Most times, CamFind will identify the correct species of spider in the photo. (Spiders are actually one of CamFind’s specialties, probably because they freak people out so much.) “Then you can find out information about it, whether or not it is poisonous, and if should you go to a hospital,” says Folkens. Or, if the app is totally stumped, it will show the user enough results so they can recognize the spider in a related images.
But without cloud computing, CamFind would have arachnophobia just like the rest of us. The company would not only need a bunch of enormous computers in its offices to run these platforms and algorithms, but they’d also have to lease a massive space to house all that equipment. Through the capabilities provided by the cloud, CamFind can lease all the necessary computing power instead. This is a huge cost savings, and it’s at the heart of our current technological boom.

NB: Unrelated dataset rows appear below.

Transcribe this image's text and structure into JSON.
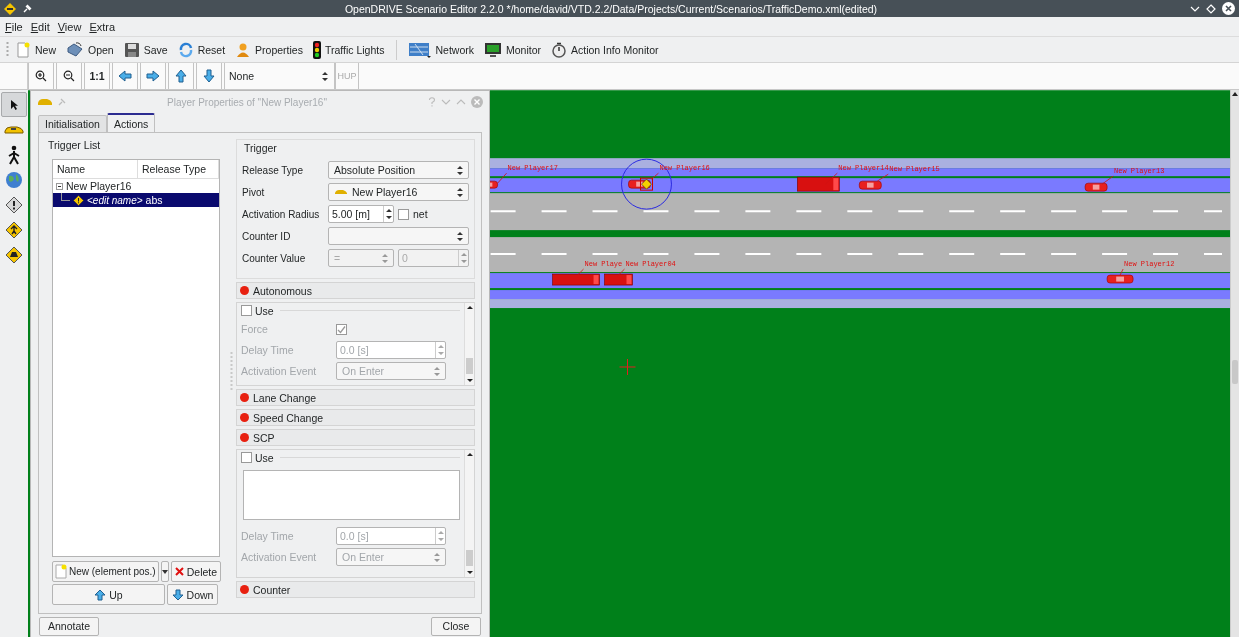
{
  "window": {
    "title": "OpenDRIVE Scenario Editor 2.2.0 */home/david/VTD.2.2/Data/Projects/Current/Scenarios/TrafficDemo.xml(edited)"
  },
  "menu": [
    "File",
    "Edit",
    "View",
    "Extra"
  ],
  "toolbar": [
    {
      "label": "New"
    },
    {
      "label": "Open"
    },
    {
      "label": "Save"
    },
    {
      "label": "Reset"
    },
    {
      "label": "Properties"
    },
    {
      "label": "Traffic Lights"
    },
    {
      "label": "Network"
    },
    {
      "label": "Monitor"
    },
    {
      "label": "Action Info Monitor"
    }
  ],
  "view_toolbar": {
    "scale_label": "1:1",
    "mode": "None",
    "hup": {
      "label": "HUP",
      "disabled": true
    }
  },
  "tools": [
    {
      "selected": true
    },
    {
      "selected": false
    },
    {
      "selected": false
    },
    {
      "selected": false
    },
    {
      "selected": false
    },
    {
      "selected": false
    },
    {
      "selected": false
    }
  ],
  "canvas": {
    "players": [
      {
        "label": "New Player17",
        "kind": "car",
        "selected": false
      },
      {
        "label": "New Player16",
        "kind": "car",
        "selected": true
      },
      {
        "label": "New Player14",
        "kind": "truck",
        "selected": false
      },
      {
        "label": "New Player15",
        "kind": "car",
        "selected": false
      },
      {
        "label": "New Player13",
        "kind": "car",
        "selected": false
      },
      {
        "label": "New Playe",
        "kind": "truck",
        "selected": false
      },
      {
        "label": "New Player04",
        "kind": "truck",
        "selected": false
      },
      {
        "label": "New Player12",
        "kind": "car",
        "selected": false
      }
    ]
  },
  "dialog": {
    "title": "Player Properties of \"New Player16\""
  },
  "tabs": [
    {
      "label": "Initialisation",
      "selected": false
    },
    {
      "label": "Actions",
      "selected": true
    }
  ],
  "trigger_list": {
    "title": "Trigger List",
    "columns": [
      "Name",
      "Release Type"
    ],
    "rows": [
      {
        "name": "New Player16",
        "expanded": true,
        "selected": false,
        "children": [
          {
            "name": "<edit name>",
            "release_type": "abs",
            "selected": true
          }
        ]
      }
    ],
    "buttons": {
      "new": "New (element pos.)",
      "delete": "Delete",
      "up": "Up",
      "down": "Down"
    }
  },
  "trigger": {
    "title": "Trigger",
    "fields": [
      {
        "kind": "combo",
        "label": "Release Type",
        "value": "Absolute Position"
      },
      {
        "kind": "player",
        "label": "Pivot",
        "value": "New Player16"
      },
      {
        "kind": "spin",
        "label": "Activation Radius",
        "value": "5.00 [m]",
        "check": {
          "label": "net",
          "checked": false
        }
      },
      {
        "kind": "combo",
        "label": "Counter ID"
      },
      {
        "kind": "counter",
        "label": "Counter Value",
        "op": "=",
        "value": "0",
        "disabled": true
      }
    ]
  },
  "sections": [
    {
      "title": "Autonomous",
      "expanded": true,
      "use": {
        "label": "Use",
        "checked": false
      },
      "rows": [
        {
          "kind": "checkbox",
          "label": "Force",
          "checked": true
        },
        {
          "kind": "spin",
          "label": "Delay Time",
          "value": "0.0 [s]"
        },
        {
          "kind": "combo",
          "label": "Activation Event",
          "value": "On Enter"
        }
      ]
    },
    {
      "title": "Lane Change",
      "expanded": false
    },
    {
      "title": "Speed Change",
      "expanded": false
    },
    {
      "title": "SCP",
      "expanded": true,
      "use": {
        "label": "Use",
        "checked": false
      },
      "rows": [
        {
          "kind": "textarea"
        },
        {
          "kind": "spin",
          "label": "Delay Time",
          "value": "0.0 [s]"
        },
        {
          "kind": "combo",
          "label": "Activation Event",
          "value": "On Enter"
        }
      ]
    },
    {
      "title": "Counter",
      "expanded": false
    }
  ],
  "footer": {
    "annotate": "Annotate",
    "close": "Close"
  }
}
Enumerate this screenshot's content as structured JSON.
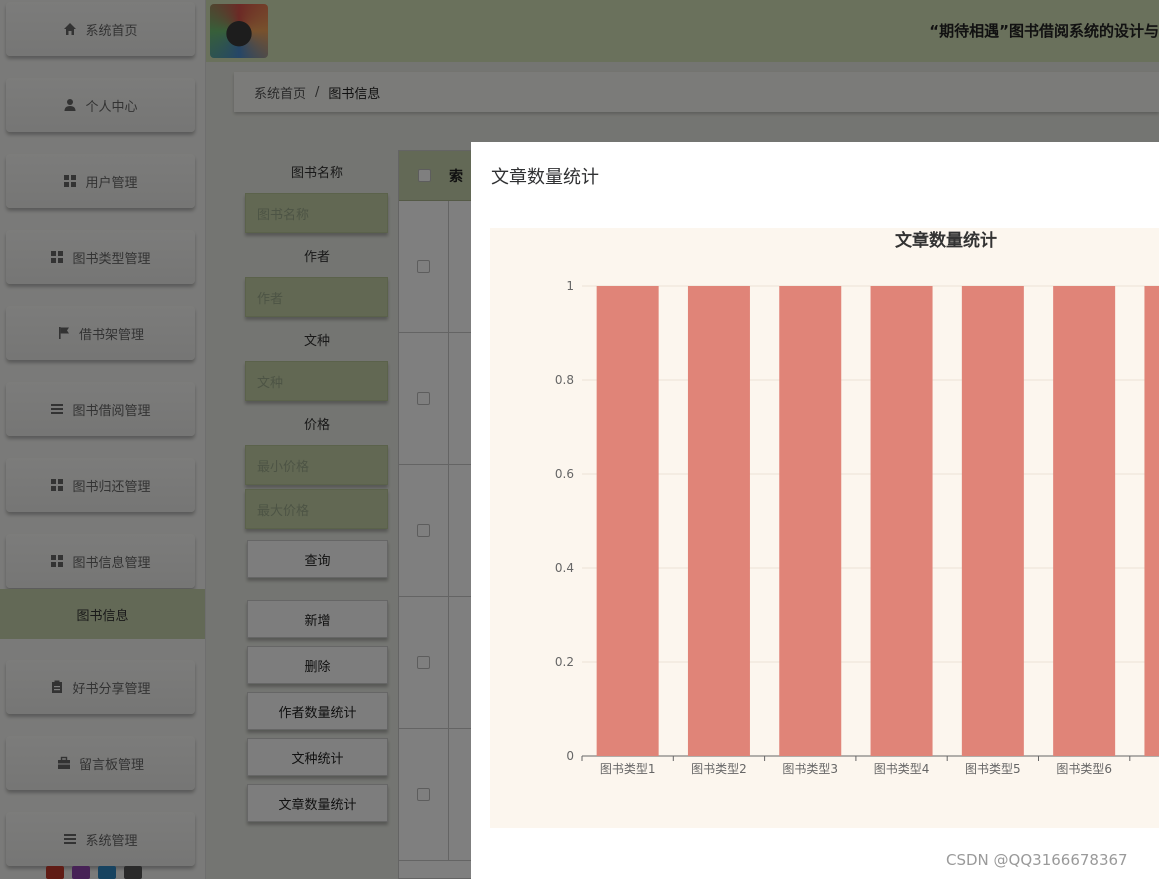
{
  "sidebar": {
    "items": [
      {
        "label": "系统首页",
        "icon": "home-icon"
      },
      {
        "label": "个人中心",
        "icon": "user-icon"
      },
      {
        "label": "用户管理",
        "icon": "grid-icon"
      },
      {
        "label": "图书类型管理",
        "icon": "grid-icon"
      },
      {
        "label": "借书架管理",
        "icon": "flag-icon"
      },
      {
        "label": "图书借阅管理",
        "icon": "list-icon"
      },
      {
        "label": "图书归还管理",
        "icon": "grid-icon"
      },
      {
        "label": "图书信息管理",
        "icon": "grid-icon"
      },
      {
        "label": "好书分享管理",
        "icon": "clipboard-icon"
      },
      {
        "label": "留言板管理",
        "icon": "briefcase-icon"
      },
      {
        "label": "系统管理",
        "icon": "list-icon"
      }
    ],
    "active_sub": "图书信息"
  },
  "header": {
    "title": "“期待相遇”图书借阅系统的设计与"
  },
  "breadcrumb": {
    "home": "系统首页",
    "separator": "/",
    "current": "图书信息"
  },
  "search": {
    "book_name_label": "图书名称",
    "book_name_placeholder": "图书名称",
    "author_label": "作者",
    "author_placeholder": "作者",
    "language_label": "文种",
    "language_placeholder": "文种",
    "price_label": "价格",
    "min_price_placeholder": "最小价格",
    "max_price_placeholder": "最大价格",
    "query_button": "查询"
  },
  "actions": {
    "add": "新增",
    "delete": "删除",
    "author_stats": "作者数量统计",
    "language_stats": "文种统计",
    "article_stats": "文章数量统计"
  },
  "table": {
    "first_col_header": "索"
  },
  "dialog": {
    "title": "文章数量统计"
  },
  "chart_data": {
    "type": "bar",
    "title": "文章数量统计",
    "categories": [
      "图书类型1",
      "图书类型2",
      "图书类型3",
      "图书类型4",
      "图书类型5",
      "图书类型6",
      "图"
    ],
    "values": [
      1,
      1,
      1,
      1,
      1,
      1,
      1
    ],
    "y_ticks": [
      "0",
      "0.2",
      "0.4",
      "0.6",
      "0.8",
      "1"
    ],
    "ylim": [
      0,
      1
    ],
    "bar_color": "#e08478",
    "grid": true
  },
  "watermark": "CSDN @QQ3166678367"
}
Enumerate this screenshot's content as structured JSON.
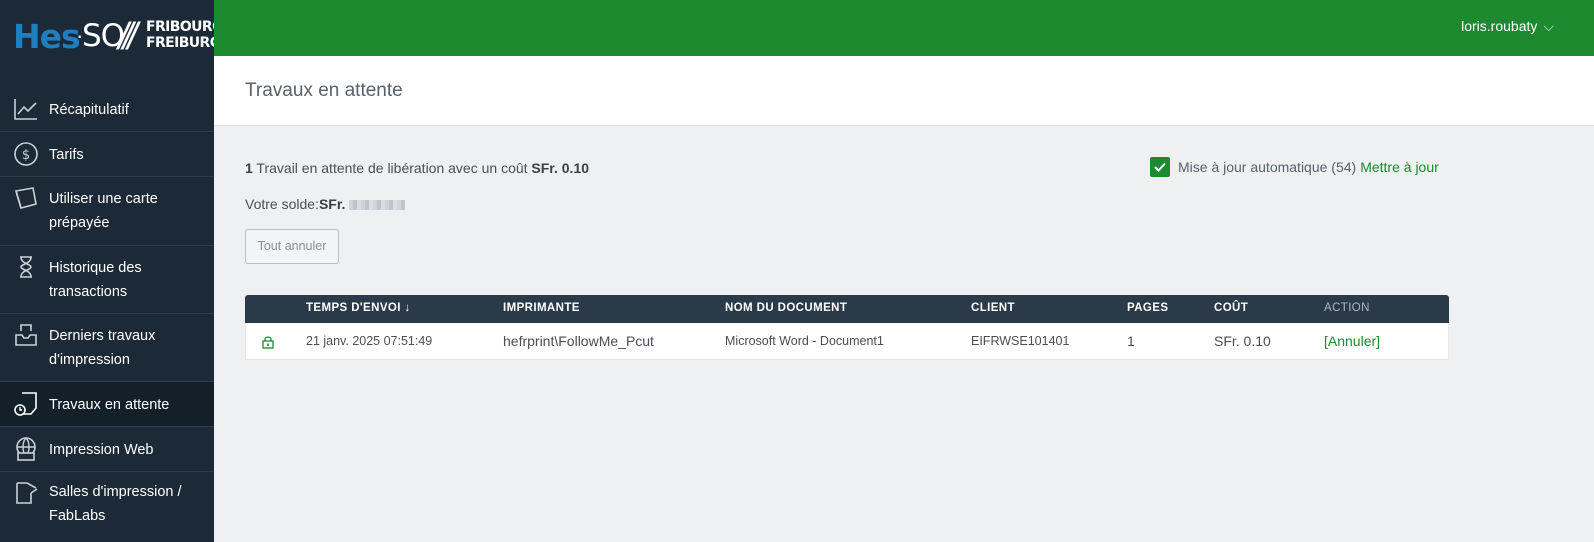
{
  "logo": {
    "hes": "Hes",
    "dot": "·",
    "so": "SO",
    "slashes": "///",
    "city_fr": "FRIBOURG",
    "city_de": "FREIBURG"
  },
  "sidebar": {
    "items": [
      {
        "label": "Récapitulatif",
        "icon": "chart-line-icon"
      },
      {
        "label": "Tarifs",
        "icon": "dollar-circle-icon"
      },
      {
        "label": "Utiliser une carte prépayée",
        "icon": "card-icon"
      },
      {
        "label": "Historique des transactions",
        "icon": "hourglass-icon"
      },
      {
        "label": "Derniers travaux d'impression",
        "icon": "inbox-icon"
      },
      {
        "label": "Travaux en attente",
        "icon": "pending-print-icon"
      },
      {
        "label": "Impression Web",
        "icon": "web-print-icon"
      },
      {
        "label": "Salles d'impression / FabLabs",
        "icon": "printer-room-icon"
      }
    ],
    "active_index": 5
  },
  "header": {
    "username": "loris.roubaty",
    "chevron": "⌵"
  },
  "page": {
    "title": "Travaux en attente"
  },
  "summary": {
    "count": "1",
    "text": " Travail en attente de libération avec un coût ",
    "amount": "SFr. 0.10",
    "balance_label": "Votre solde:",
    "balance_currency": "SFr."
  },
  "actions": {
    "cancel_all": "Tout annuler"
  },
  "auto_update": {
    "label": "Mise à jour automatique (54)",
    "checked": true,
    "refresh_link": "Mettre à jour"
  },
  "table": {
    "columns": [
      "TEMPS D'ENVOI",
      "IMPRIMANTE",
      "NOM DU DOCUMENT",
      "CLIENT",
      "PAGES",
      "COÛT",
      "ACTION"
    ],
    "sort_indicator": "↓",
    "rows": [
      {
        "time": "21 janv. 2025 07:51:49",
        "printer": "hefrprint\\FollowMe_Pcut",
        "document": "Microsoft Word - Document1",
        "client": "EIFRWSE101401",
        "pages": "1",
        "cost": "SFr. 0.10",
        "action": "[Annuler]"
      }
    ]
  },
  "colors": {
    "accent": "#1d8a30",
    "sidebar": "#1b2a36",
    "table_header": "#2b3a48",
    "logo_blue": "#1e7fc0"
  }
}
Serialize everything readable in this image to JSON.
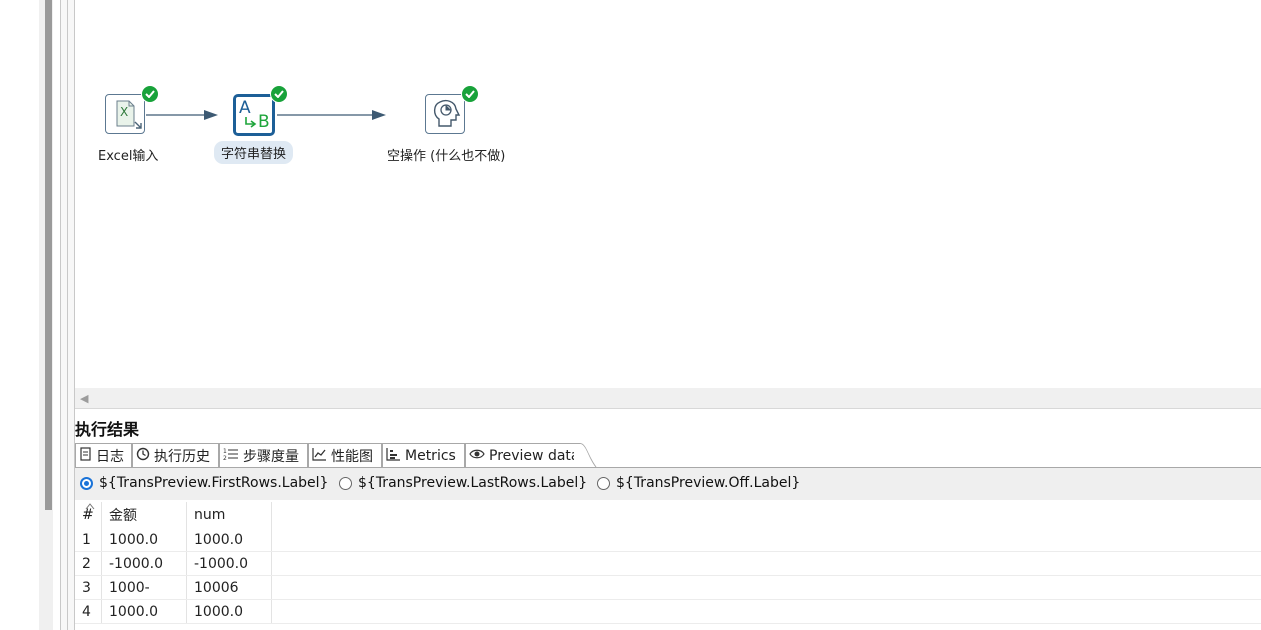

It used to be that when goods or services became popular overnight, they’d be victimized by their own success, unable to reach customers fast or inexpensively enough. They couldn’t get the tools they needed, build products quickly, or deliver their the goods in a timely manner to keep up with demand. But with the cloud, software startups can add (or subtract) computing might at the push of a button.
“The cloud makes that physical layer disappear,” says Folkens. “I can just say, ‘Give me five machines to run our computer vision algorithms over; give me 10 machines; give me a 100 machines all with powerful GPUs (Graphics Processing Unit) . . . and we only pay for what we use.”
As a result, within two weeks of reaching a million app downloads in late 2013, CamFind had more than 20 different companies looking to use the company’s technology in their own products. Today, they have more than 700 such customers using CamFind. This cool little app that was teaching the cloud to see has opened everyone’s eyes. The future is looking good, indeed.